One should assess the integrity of the ossicular chain. Mobility of the malleus can be evaluated by pressure otoscopy if the tympanic membrane is intact or by gentle instrumental manipulation if the drum is perforated. A perforation may allow for inspection of the incus and stapes. Common areas of resorptive osteitis are the long process of the incus and the stapes crura. Chalky white tympanosclerotic plaques around the oval window may signify fixation of the footplate, in which case a second stage stapedectomy may be necessary.
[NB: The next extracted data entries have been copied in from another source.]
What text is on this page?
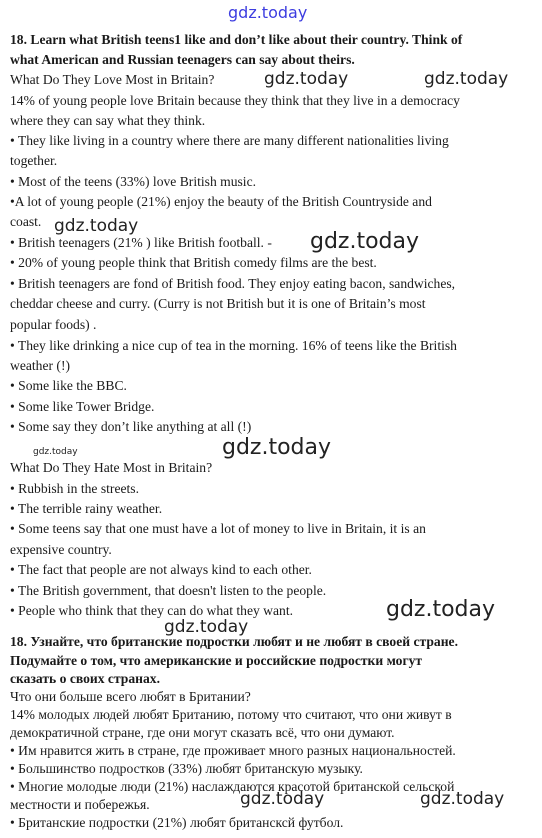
gdz.today
gdz.today	gdz.today
gdz.today
gdz.today
gdz.today
gdz.today
gdz.today
gdz.today
gdz.today	gdz.today
18. Learn what British teens1 like and don’t like about their country. Think of
what American and Russian teenagers can say about theirs.
What Do They Love Most in Britain?
14% of young people love Britain because they think that they live in a democracy
where they can say what they think.
• They like living in a country where there are many different nationalities living
together.
• Most of the teens (33%) love British music.
•A lot of young people (21%) enjoy the beauty of the British Countryside and
coast.
• British teenagers (21% ) like British football. -
• 20% of young people think that British comedy films are the best.
• British teenagers are fond of British food. They enjoy eating bacon, sandwiches,
cheddar cheese and curry. (Curry is not British but it is one of Britain’s most
popular foods) .
• They like drinking a nice cup of tea in the morning. 16% of teens like the British
weather (!)
• Some like the BBC.
• Some like Tower Bridge.
• Some say they don’t like anything at all (!)
What Do They Hate Most in Britain?
• Rubbish in the streets.
• The terrible rainy weather.
• Some teens say that one must have a lot of money to live in Britain, it is an
expensive country.
• The fact that people are not always kind to each other.
• The British government, that doesn't listen to the people.
• People who think that they can do what they want.
18. Узнайте, что британские подростки любят и не любят в своей стране.
Подумайте о том, что американские и российские подростки могут
сказать о своих странах.
Что они больше всего любят в Британии?
14% молодых людей любят Британию, потому что считают, что они живут в
демократичной стране, где они могут сказать всё, что они думают.
• Им нравится жить в стране, где проживает много разных национальностей.
• Большинство подростков (33%) любят британскую музыку.
• Многие молодые люди (21%) наслаждаются красотой британской сельской
местности и побережья.
• Британские подростки (21%) любят британсксй футбол.
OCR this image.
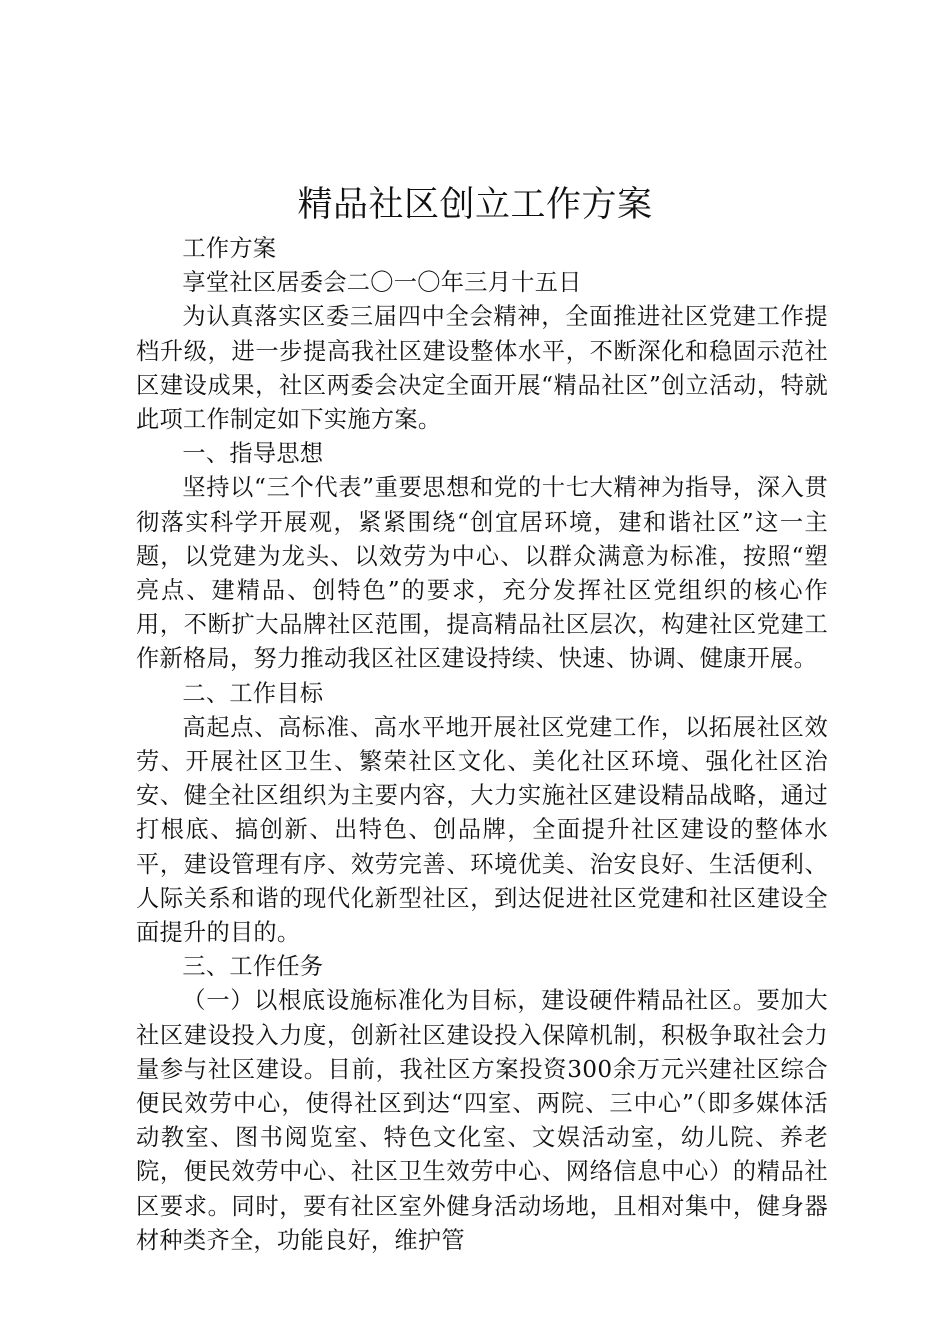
精品社区创立工作方案

工作方案

享堂社区居委会二〇一〇年三月十五日

为认真落实区委三届四中全会精神，全面推进社区党建工作提档升级，进一步提高我社区建设整体水平，不断深化和稳固示范社区建设成果，社区两委会决定全面开展“精品社区”创立活动，特就此项工作制定如下实施方案。

一、指导思想

坚持以“三个代表”重要思想和党的十七大精神为指导，深入贯彻落实科学开展观，紧紧围绕“创宜居环境，建和谐社区”这一主题，以党建为龙头、以效劳为中心、以群众满意为标准，按照“塑亮点、建精品、创特色”的要求，充分发挥社区党组织的核心作用，不断扩大品牌社区范围，提高精品社区层次，构建社区党建工作新格局，努力推动我区社区建设持续、快速、协调、健康开展。

二、工作目标

高起点、高标准、高水平地开展社区党建工作，以拓展社区效劳、开展社区卫生、繁荣社区文化、美化社区环境、强化社区治安、健全社区组织为主要内容，大力实施社区建设精品战略，通过打根底、搞创新、出特色、创品牌，全面提升社区建设的整体水平，建设管理有序、效劳完善、环境优美、治安良好、生活便利、人际关系和谐的现代化新型社区，到达促进社区党建和社区建设全面提升的目的。

三、工作任务

（一）以根底设施标准化为目标，建设硬件精品社区。要加大社区建设投入力度，创新社区建设投入保障机制，积极争取社会力量参与社区建设。目前，我社区方案投资300余万元兴建社区综合便民效劳中心，使得社区到达“四室、两院、三中心”（即多媒体活动教室、图书阅览室、特色文化室、文娱活动室，幼儿院、养老院，便民效劳中心、社区卫生效劳中心、网络信息中心）的精品社区要求。同时，要有社区室外健身活动场地，且相对集中，健身器材种类齐全，功能良好，维护管
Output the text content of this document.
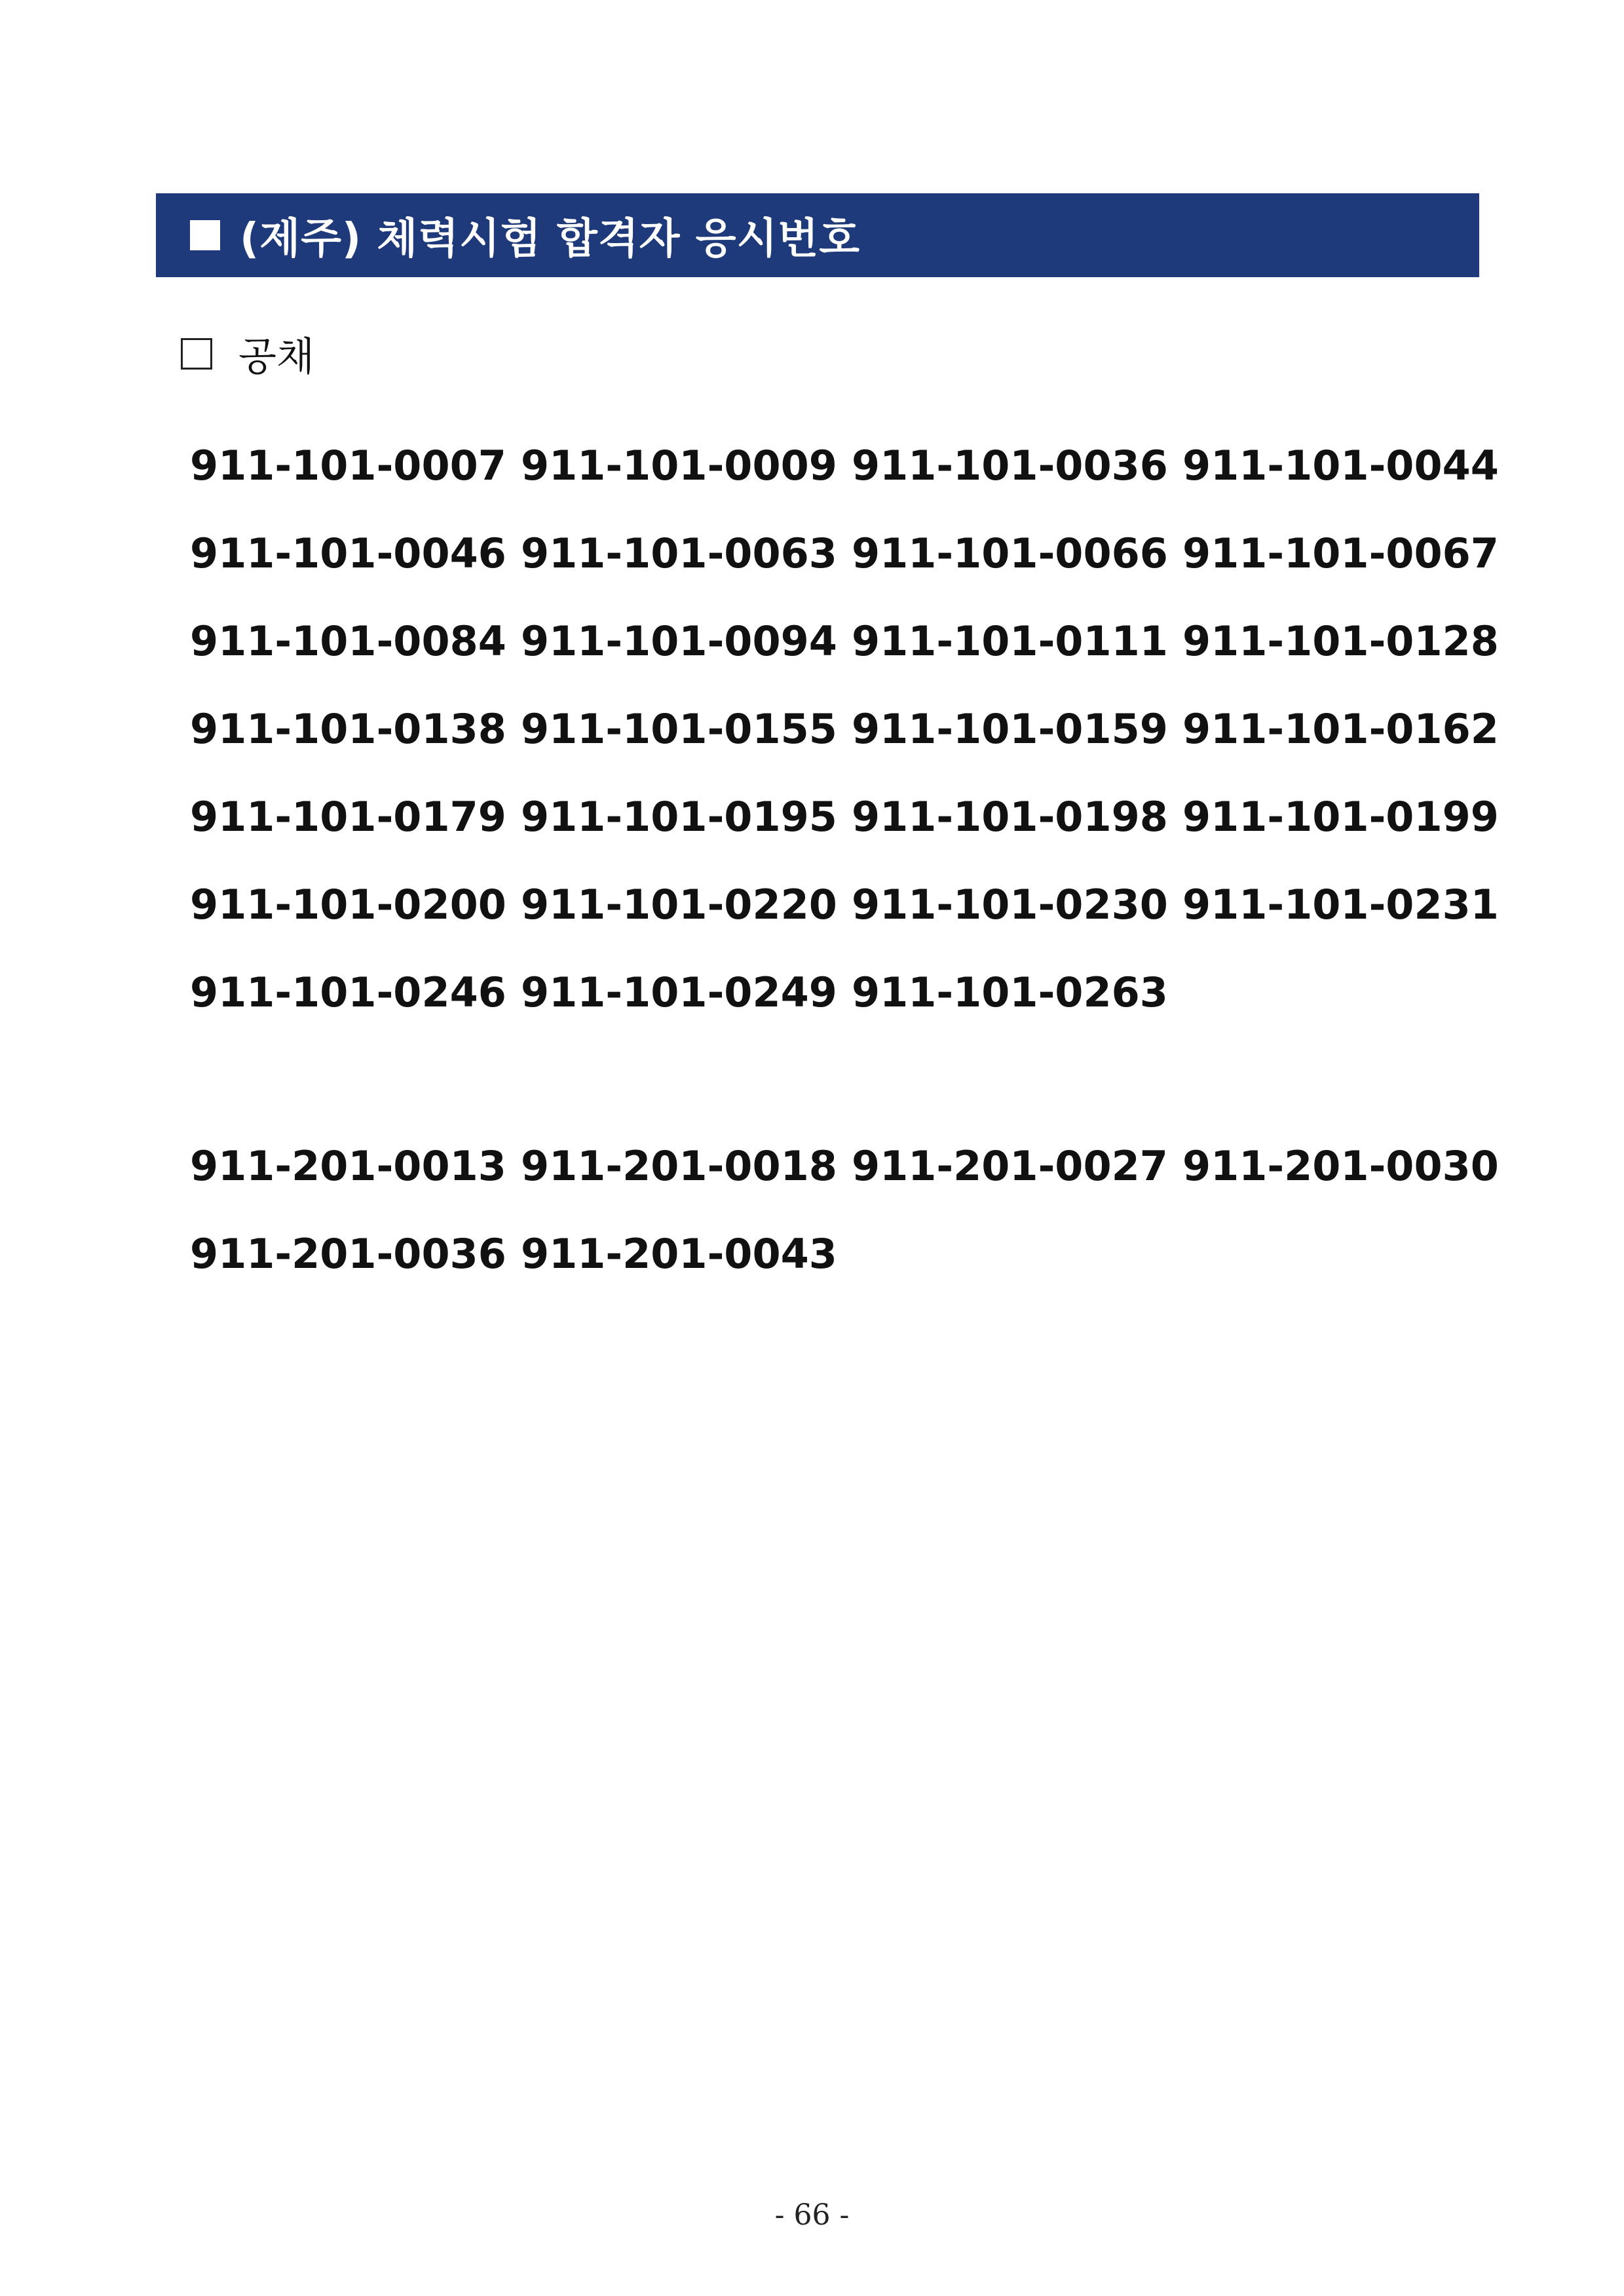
(제주) 체력시험 합격자 응시번호
공채
911-101-0007 911-101-0009 911-101-0036 911-101-0044
911-101-0046 911-101-0063 911-101-0066 911-101-0067
911-101-0084 911-101-0094 911-101-0111 911-101-0128
911-101-0138 911-101-0155 911-101-0159 911-101-0162
911-101-0179 911-101-0195 911-101-0198 911-101-0199
911-101-0200 911-101-0220 911-101-0230 911-101-0231
911-101-0246 911-101-0249 911-101-0263
911-201-0013 911-201-0018 911-201-0027 911-201-0030
911-201-0036 911-201-0043
- 66 -
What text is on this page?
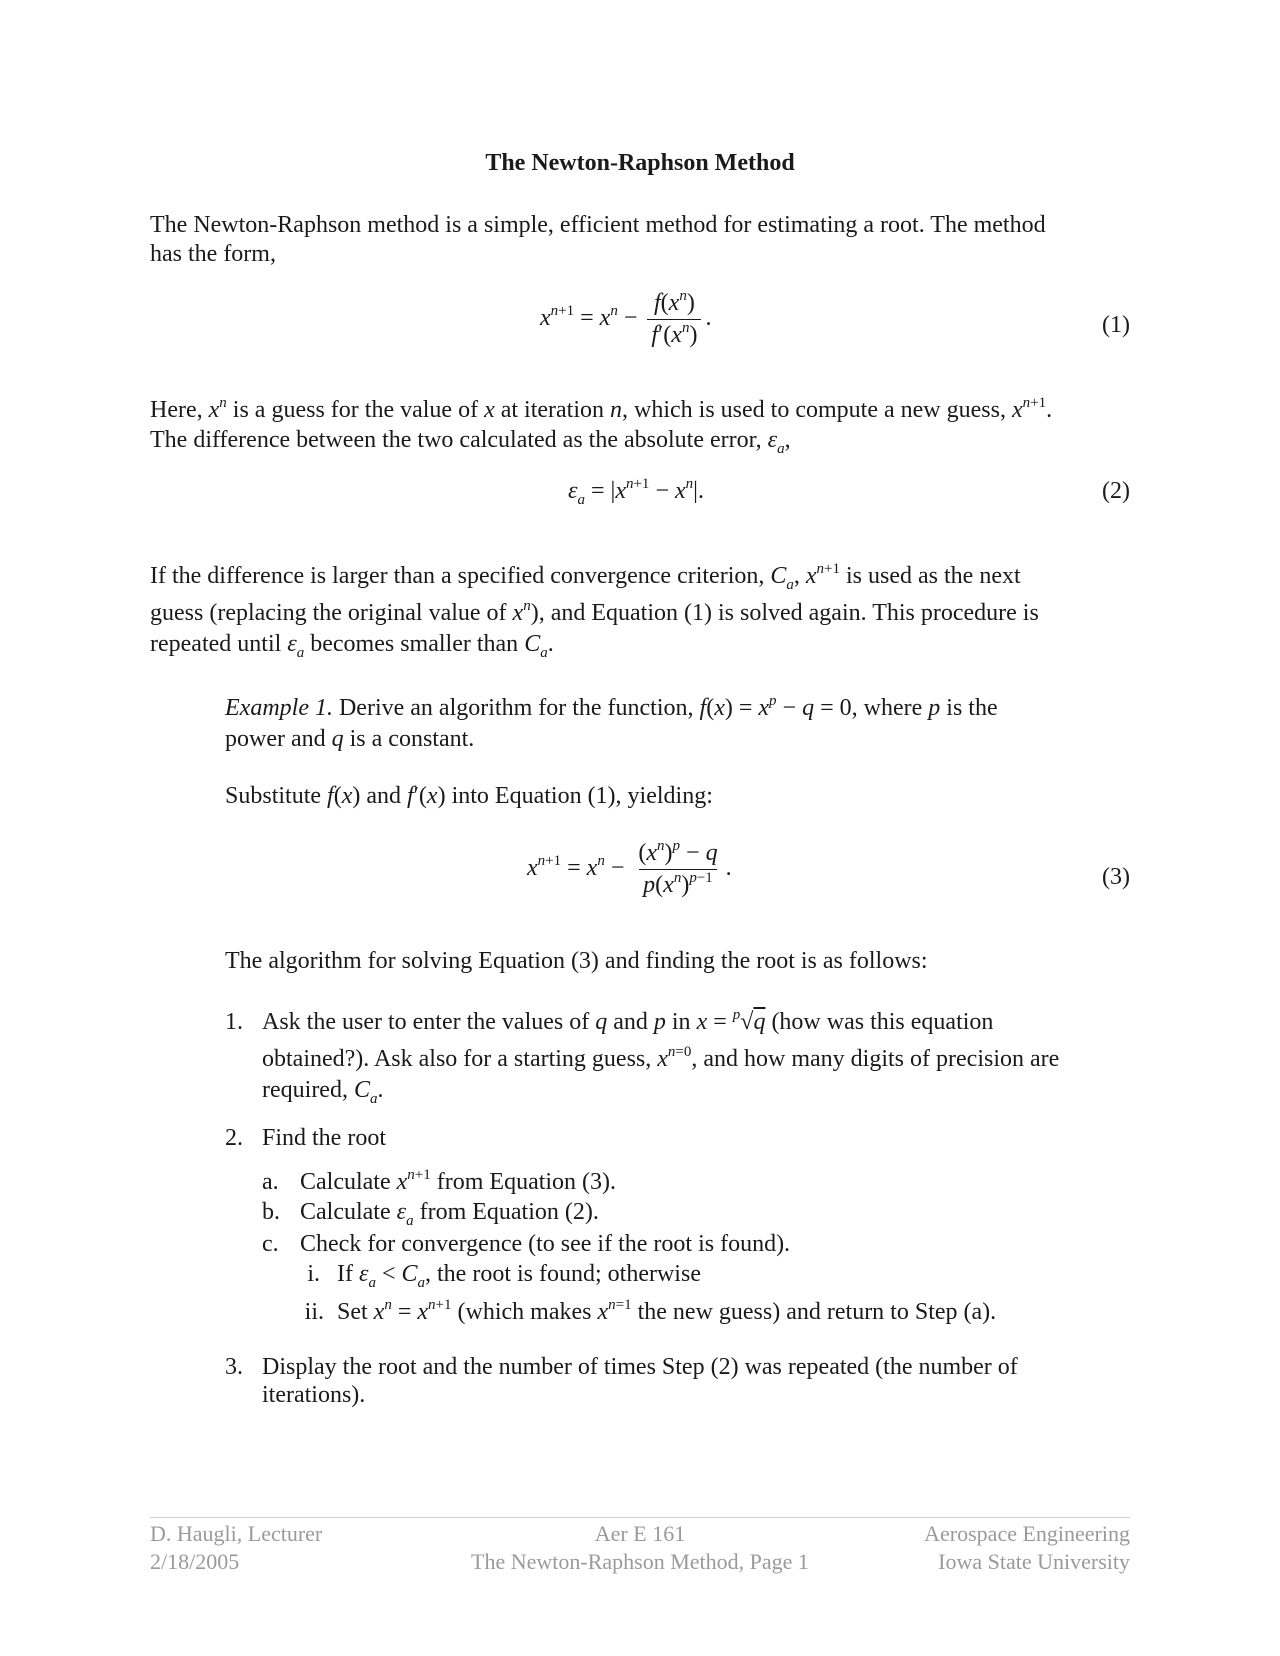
The Newton-Raphson Method
The Newton-Raphson method is a simple, efficient method for estimating a root. The method
has the form,
$x^{n+1} = x^n - \frac{f(x^n)}{f'(x^n)}$ .	(1)
Here, $x^n$ is a guess for the value of x at iteration n, which is used to compute a new guess, $x^{n+1}$.
The difference between the two calculated as the absolute error, $\varepsilon_a$,
$\varepsilon_a = |x^{n+1} - x^n|$.	(2)
If the difference is larger than a specified convergence criterion, $C_a$, $x^{n+1}$ is used as the next
guess (replacing the original value of $x^n$), and Equation (1) is solved again. This procedure is
repeated until $\varepsilon_a$ becomes smaller than $C_a$.
Example 1. Derive an algorithm for the function, $f(x) = x^p - q = 0$, where p is the
power and q is a constant.
Substitute f(x) and f′(x) into Equation (1), yielding:
$x^{n+1} = x^n - \frac{(x^n)^p - q}{p(x^n)^{p-1}}$ .	(3)
The algorithm for solving Equation (3) and finding the root is as follows:
1. Ask the user to enter the values of q and p in x = $^p$√q (how was this equation
obtained?). Ask also for a starting guess, $x^{n=0}$, and how many digits of precision are
required, $C_a$.
2. Find the root
a. Calculate $x^{n+1}$ from Equation (3).
b. Calculate $\varepsilon_a$ from Equation (2).
c. Check for convergence (to see if the root is found).
i. If $\varepsilon_a < C_a$, the root is found; otherwise
ii. Set $x^n = x^{n+1}$ (which makes $x^{n=1}$ the new guess) and return to Step (a).
3. Display the root and the number of times Step (2) was repeated (the number of
iterations).
D. Haugli, Lecturer
2/18/2005
Aer E 161
The Newton-Raphson Method, Page 1
Aerospace Engineering
Iowa State University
If the stapes is visible through a perforation, its mobility may be assessed by observing the superstructure and stapes tendon using otomicroscopy while eliciting the crossed stapedial reflex using a Barany noise box to stimulate the contralateral ear.
A functioning eustachian tube is critical to the success of tympanoplasty surgery; however, tests of eustachian tube function that can be used preoperatively as a reliable predictor of surgical success do not exist (13,14). Autoinflation of the ear by the Valsalva maneuver can be of diagnostic value in some patients. It may help to determine the extent of retraction and mobility of the tympanic membrane or a retraction pocket. In the presence of a perforation, simultaneous autoinflation and auscultation can demonstrate the anatomic patency of the tube. However, forced inflation is unphysiologic and is therefore not a valid test of eustachian tube function. Indirect indicators for poor eustachian tube function include bilateral chronic otitis media, chronic serous otitis media in the contralateral ear, uncontrolled rhinosinusitis, cleft palate, and other skull base anomalies.